Vigilance means the same thing in this context as in colloquial speech. It’s remaining alert for potential hazards. And it’s really, really hard. It’s why you feel exhausted after a day of driving. Humans are just bad at this. So bad, in fact, that early humans may have domesticated wolves because it was easier than guarding against them. Large scale code generation creates the risk that programming becomes a task of vigilance, more than analysis, or problem solving, or whatever else. That’s particularly true with agentic code generation. My concern is workflows like that inhabit the intersection of the most serious weaknesses of AI tools, and the need for constant high vigilance that people are not able to sustain. Recently a new term has entered the discussion about AI coding: LLM burnout. This sounds to me like it's largely vigilance fatigue.

Takeaway

The products that we would think of today as “AI” are, at their core, performing natural language processing. The central concern of NLP is how similar some text documents are to a collection of other text documents. That is to say, how normal they are. As the processing becomes more extensive, it becomes able to tackle that concern with more granularity on more axes of normality.

Based on that, there is some easy, general purpose guidance to be had, but not much. Single purpose tools that offer to classify and analyze documents will give reliable and repeatable results. It’s useful to know whether some source file is like another. It’s useful to know the ways in which they differ. It’s useful to have semantically aware search and suggestions. I wish we had more tools in this vein. I wish we had detectors for duplicated behavior, the same way we have them for duplicated text. I wish we could rate code as to whether it’s functional vs declarative vs imperative. Or whether it’s actually self-documenting, as we like to tell ourselves. Transformer-driven text generators do something very much like those kinds of classification. But the output isn’t a score or a confidence interval, it’s a likely continuation of the text. That means we can’t use them to do the kind of second and third order analysis that we would assume.

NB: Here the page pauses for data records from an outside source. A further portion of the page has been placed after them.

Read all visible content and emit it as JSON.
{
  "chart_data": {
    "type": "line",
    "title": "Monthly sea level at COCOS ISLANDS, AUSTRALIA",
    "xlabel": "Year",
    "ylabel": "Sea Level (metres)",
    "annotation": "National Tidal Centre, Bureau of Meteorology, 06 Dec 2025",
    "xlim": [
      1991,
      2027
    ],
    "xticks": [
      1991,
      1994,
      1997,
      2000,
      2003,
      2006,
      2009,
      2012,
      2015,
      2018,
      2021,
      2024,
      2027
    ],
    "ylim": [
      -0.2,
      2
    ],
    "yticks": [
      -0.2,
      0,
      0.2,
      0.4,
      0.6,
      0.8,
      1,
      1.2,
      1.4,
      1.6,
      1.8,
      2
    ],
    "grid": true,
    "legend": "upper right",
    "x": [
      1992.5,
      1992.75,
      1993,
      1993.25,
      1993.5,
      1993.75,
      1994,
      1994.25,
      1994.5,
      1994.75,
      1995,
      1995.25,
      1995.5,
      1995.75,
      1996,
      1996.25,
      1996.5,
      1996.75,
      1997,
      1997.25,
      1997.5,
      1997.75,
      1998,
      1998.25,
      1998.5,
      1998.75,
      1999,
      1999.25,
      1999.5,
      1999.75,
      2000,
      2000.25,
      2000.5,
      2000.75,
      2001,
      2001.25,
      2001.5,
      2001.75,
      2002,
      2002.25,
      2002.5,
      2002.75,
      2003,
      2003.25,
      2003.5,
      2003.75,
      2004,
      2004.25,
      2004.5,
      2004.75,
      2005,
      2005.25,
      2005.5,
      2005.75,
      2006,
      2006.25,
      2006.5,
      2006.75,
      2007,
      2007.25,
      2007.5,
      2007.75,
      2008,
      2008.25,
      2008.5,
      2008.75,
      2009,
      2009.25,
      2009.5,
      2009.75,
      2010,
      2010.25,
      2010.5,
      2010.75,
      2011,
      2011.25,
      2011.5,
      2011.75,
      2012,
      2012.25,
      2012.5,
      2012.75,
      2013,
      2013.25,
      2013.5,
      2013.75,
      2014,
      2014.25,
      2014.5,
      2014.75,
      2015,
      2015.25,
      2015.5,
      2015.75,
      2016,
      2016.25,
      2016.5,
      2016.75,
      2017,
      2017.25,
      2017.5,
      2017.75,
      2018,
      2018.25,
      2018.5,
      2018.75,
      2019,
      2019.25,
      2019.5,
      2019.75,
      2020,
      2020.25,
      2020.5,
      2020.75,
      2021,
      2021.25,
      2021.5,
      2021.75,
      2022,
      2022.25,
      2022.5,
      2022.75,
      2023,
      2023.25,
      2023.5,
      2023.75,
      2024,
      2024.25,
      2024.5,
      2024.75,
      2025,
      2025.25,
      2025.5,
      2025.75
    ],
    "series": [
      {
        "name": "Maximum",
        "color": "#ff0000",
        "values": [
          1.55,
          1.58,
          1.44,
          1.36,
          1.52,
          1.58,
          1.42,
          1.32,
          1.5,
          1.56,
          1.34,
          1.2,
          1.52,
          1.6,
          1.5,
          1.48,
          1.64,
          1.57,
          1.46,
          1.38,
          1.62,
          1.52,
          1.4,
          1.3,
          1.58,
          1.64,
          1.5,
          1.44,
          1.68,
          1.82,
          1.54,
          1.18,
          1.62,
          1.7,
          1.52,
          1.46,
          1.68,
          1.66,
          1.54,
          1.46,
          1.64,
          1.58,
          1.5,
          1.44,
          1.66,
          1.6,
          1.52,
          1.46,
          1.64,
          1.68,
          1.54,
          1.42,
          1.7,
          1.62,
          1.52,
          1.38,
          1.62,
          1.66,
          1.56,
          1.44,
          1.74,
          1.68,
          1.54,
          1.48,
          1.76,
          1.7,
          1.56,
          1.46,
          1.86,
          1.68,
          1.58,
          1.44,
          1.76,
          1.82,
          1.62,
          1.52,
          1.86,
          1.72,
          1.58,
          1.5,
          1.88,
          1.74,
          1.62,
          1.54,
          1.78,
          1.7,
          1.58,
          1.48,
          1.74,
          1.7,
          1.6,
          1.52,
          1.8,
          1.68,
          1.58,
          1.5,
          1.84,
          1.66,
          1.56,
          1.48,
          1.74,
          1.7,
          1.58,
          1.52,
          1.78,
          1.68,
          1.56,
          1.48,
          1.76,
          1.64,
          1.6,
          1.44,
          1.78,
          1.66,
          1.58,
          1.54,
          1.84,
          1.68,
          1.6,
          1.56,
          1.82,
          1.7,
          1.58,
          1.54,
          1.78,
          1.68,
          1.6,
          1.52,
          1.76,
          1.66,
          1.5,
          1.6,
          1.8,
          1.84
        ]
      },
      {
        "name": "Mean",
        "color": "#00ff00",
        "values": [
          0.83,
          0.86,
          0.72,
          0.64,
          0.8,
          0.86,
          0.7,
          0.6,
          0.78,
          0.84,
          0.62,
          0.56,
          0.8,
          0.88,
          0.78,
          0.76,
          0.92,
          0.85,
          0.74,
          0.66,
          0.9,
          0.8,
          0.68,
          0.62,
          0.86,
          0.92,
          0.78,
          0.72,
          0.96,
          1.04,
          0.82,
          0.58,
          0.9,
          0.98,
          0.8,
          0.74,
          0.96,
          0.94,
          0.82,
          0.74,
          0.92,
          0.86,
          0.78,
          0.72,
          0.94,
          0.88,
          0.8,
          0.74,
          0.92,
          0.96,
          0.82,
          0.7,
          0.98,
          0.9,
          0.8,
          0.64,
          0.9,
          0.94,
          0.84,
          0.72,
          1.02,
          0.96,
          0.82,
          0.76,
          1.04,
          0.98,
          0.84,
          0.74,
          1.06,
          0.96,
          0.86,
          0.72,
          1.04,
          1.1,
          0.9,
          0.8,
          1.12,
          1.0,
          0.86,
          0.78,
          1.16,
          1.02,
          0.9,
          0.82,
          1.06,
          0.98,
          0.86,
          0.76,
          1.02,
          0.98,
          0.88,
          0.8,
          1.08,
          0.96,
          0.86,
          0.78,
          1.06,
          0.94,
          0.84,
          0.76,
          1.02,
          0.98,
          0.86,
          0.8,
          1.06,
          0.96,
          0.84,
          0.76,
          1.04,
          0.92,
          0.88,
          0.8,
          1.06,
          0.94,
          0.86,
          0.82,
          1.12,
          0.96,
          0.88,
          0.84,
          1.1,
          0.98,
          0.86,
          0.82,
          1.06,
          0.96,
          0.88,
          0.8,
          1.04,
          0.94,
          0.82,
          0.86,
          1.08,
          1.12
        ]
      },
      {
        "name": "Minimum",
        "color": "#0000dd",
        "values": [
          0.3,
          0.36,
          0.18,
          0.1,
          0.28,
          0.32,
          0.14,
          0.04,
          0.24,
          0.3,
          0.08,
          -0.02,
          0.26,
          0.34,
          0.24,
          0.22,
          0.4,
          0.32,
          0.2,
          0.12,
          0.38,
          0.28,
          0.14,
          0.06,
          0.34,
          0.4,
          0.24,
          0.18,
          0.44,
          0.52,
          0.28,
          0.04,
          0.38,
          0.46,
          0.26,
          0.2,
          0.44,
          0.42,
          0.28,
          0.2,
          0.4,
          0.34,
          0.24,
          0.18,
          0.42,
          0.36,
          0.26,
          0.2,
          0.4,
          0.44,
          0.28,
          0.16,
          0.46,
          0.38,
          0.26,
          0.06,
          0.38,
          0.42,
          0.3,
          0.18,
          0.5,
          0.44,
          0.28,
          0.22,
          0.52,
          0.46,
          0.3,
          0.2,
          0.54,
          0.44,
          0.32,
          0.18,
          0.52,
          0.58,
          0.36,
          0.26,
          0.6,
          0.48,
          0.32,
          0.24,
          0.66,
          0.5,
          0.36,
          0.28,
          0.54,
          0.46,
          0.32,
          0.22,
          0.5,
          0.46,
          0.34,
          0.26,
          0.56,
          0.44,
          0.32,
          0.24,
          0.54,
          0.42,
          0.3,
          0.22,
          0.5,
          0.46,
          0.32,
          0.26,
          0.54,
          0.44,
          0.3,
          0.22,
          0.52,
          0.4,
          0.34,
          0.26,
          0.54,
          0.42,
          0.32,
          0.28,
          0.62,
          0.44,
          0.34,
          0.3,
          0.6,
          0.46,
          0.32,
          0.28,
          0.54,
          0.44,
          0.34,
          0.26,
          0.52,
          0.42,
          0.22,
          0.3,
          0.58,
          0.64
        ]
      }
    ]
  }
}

Despite that limitation, the marketing and the default behavior of these chatbots is to skip straight to the end and have it produce─whole cloth─text resembling the higher order analysis. That's a problem. That result can't be trusted, but verifying the result is more work than doing the analysis in the first place. That's exhausting, and people can't sustain vigilant critical skepticism against what feels like a zip bomb targeting human attention. Even less so when the output is something they want.

There’s some irony that the tremendous scale of those transformer models makes them less trustworthy. Massive general purpose models include factors that represent correlations ranging from rhyming to sarcasm to object-orientedness and beyond. Single-purpose models would have clearer boundaries. A model that was built to operate on source code, using a token vocabulary based on nodes in an abstract syntax tree rather than natural language n-grams would be radically different. That single purpose syntax tree based model would be unable to get distracted by those natural language vectors which would be irrelevant to producing or analyzing source code. It would also be capable of failing to respond to a prompt. That may sound like a bad thing, but in conventional software it would be the difference between a clear error message and undefined behavior. This would clearly delineate appropriate uses for that tool. Some of what we’re all doing is feeling out the boundaries of where AI behavior becomes too undefined to be useful. It’s probably a good idea to consciously recognize that’s what we’re doing. And, where possible, we should seek out products that make this boundary explicit.